Conversé ayer con Joan Botella i Corral, uno de los principales responsables del Consell Audiovisual de Catalunya (CAC), tan en el centro de tantas polémicas durante las últimas semanas. Persona apacible y sensata, estuve de acuerdo con él en no pocos puntos. Uno, clave, es que, si la concesión de licencias para la puesta en […]
Conversé ayer con Joan Botella i Corral, uno de los principales responsables del Consell Audiovisual de Catalunya (CAC), tan en el centro de tantas polémicas durante las últimas semanas. Persona apacible y sensata, estuve de acuerdo con él en no pocos puntos. Uno, clave, es que, si la concesión de licencias para la puesta en marcha de emisoras de radio y televisión es competencia de la Administración, a ella corresponde también vigilar que las empresas que han recibido el permiso correspondiente se atengan a las condiciones exigidas. Tampoco le negué que hay determinadas ocasiones en las que el organismo administrativo correspondiente -el CAC, en el caso de Cataluña- puede verse en la obligación de intervenir de manera cautelar, ante la imposibilidad de que los órganos de Justicia actúen a tiempo para evitar un determinado mal. Nos pusimos en la hipótesis de que un canal de televisión emitiera a media mañana una serie de contenidos aparatosamente racistas. O una campaña publicitaria extremadamente machista. (Otro contertulio, Mariano Ferrer, apuntó que para poner coto a eso ya están los tribunales. Y así debería ser, si la Justicia funcionara en España como es debido. Pero, con la lentitud que la caracteriza, es poco probable que actuara antes de que la serie de TV o la campaña publicitaria llegaran a su fin.)

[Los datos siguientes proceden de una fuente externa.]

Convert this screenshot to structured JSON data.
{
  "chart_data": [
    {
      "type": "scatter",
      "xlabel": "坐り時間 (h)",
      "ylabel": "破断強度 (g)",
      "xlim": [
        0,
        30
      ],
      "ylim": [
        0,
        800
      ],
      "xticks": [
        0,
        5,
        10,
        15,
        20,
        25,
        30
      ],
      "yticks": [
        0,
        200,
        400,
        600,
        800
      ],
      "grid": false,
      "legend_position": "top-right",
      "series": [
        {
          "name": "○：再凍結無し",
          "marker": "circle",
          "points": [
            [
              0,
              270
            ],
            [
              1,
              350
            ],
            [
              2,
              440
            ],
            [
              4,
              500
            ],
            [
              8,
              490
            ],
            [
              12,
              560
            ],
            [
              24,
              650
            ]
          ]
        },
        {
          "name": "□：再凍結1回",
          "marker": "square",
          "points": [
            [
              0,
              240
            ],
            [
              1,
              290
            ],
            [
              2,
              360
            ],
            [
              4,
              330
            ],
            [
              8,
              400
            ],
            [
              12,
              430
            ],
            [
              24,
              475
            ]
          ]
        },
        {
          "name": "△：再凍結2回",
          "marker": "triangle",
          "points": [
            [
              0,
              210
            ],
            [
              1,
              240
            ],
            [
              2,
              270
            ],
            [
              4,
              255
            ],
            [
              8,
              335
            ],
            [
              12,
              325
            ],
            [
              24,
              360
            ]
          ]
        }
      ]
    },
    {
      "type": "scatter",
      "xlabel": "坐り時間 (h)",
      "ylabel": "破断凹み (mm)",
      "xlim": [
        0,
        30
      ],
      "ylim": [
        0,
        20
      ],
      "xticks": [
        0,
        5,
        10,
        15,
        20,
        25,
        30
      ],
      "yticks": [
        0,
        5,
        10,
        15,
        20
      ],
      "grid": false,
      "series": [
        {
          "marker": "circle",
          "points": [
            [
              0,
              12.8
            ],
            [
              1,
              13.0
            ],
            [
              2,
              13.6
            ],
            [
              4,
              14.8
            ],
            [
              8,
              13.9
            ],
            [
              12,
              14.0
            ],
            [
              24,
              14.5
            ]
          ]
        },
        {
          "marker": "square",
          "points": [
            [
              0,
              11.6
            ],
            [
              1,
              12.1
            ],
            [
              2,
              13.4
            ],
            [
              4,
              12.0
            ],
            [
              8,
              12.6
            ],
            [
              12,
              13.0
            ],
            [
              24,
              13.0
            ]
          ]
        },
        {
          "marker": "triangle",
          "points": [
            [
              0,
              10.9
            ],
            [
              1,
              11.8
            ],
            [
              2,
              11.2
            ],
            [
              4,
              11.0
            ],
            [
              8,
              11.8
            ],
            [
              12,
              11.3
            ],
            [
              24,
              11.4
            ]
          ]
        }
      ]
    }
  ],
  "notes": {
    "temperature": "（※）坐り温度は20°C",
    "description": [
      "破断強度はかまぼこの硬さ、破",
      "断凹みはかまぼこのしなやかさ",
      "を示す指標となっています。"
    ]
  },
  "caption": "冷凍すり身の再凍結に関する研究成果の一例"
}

En lo que no pude estar de acuerdo con Joan Botella de ningún modo fue en su empeño en que la Administración debe velar por la veracidad de la información. Porque la idea misma de «veracidad» arrastra con demasiada frecuencia demasiados elementos subjetivos. Él puso un ejemplo: «Si alguien dice que el Estatut obliga a los ciudadanos de Cataluña a hablar en catalán, miente. Porque no es verdad que lo haga». Le respondí que yo también considero que una afirmación como ésa no se ajusta a la verdad, pero que puede haber quien piense que el Estatut otorga a la lengua catalana un trato tan favorable que, en la práctica, la convierte en obligatoria. Con lo cual, si dice tal cosa, no cabe acusarle de estar mintiendo deliberadamente. Es su modo de ver la realidad. Como decía Groucho Marx: «Es una opinión. Una opinión imbécil, pero una opinión».
Acabada la conversación con Joan Botella, estuve repasando la prensa del día. Y me encontré con varios ejemplos ilustrativos. Este titular, por ejemplo: «El Gobierno destituirá al general de Sevilla por reprobar el Estatuto catalán». En rigor, es una información falsa. El Gobierno no pensó en destituirle -y no lo ha hecho- por reprobar el Estatut, sino por meterse a impartir doctrina política -aparatosa doctrina política- saltándose los límites de sus funciones.
Otro titular: «La segunda oportunidad de un maltratador». Y de subtítulo: «El preso que mató a su ex mujer en Palma había sido detenido por amenazar a una pareja anterior». Se trata de otra información errónea: el individuo fue detenido en tiempos por amenazar a una mujer (detenido, que no juzgado, ni condenado, que se sepa) pero, en todo caso, ahora no se encontraba en la cárcel por maltratador, sino por ladrón. Para que pudiera hablarse de «la segunda oportunidad de un maltratador», el homicida tendría que estar cumpliendo condena por malos tratos, no por robo.
Este tipo de informaciones equívocas es más nocivo todavía, porque incide en el tópico reaccionario según el cual Instituciones Penitenciaras concede permisos cada dos por tres a presos maltratadores. Y éste, desde luego, no es el caso.
He puesto este par de ejemplos tan sólo porque los tenía a mano. Cabría meter el bisturí con idéntico rigor en cualquier otro periódico, o en cualquier informativo de radio o de televisión. Otros podrían hacerlo, supongo, con lo que yo escribo. La veracidad y la falsedad tienen a menudo fronteras muy difusas. La realidad es interpretable.
Mi criterio general es que, cuantos menos organismos con capacidad de represión haya, mejor. Porque la experiencia demuestra que, por loables que sean las causas para las que son creados, a la larga siempre acaban sirviendo a los poderosos contra los débiles.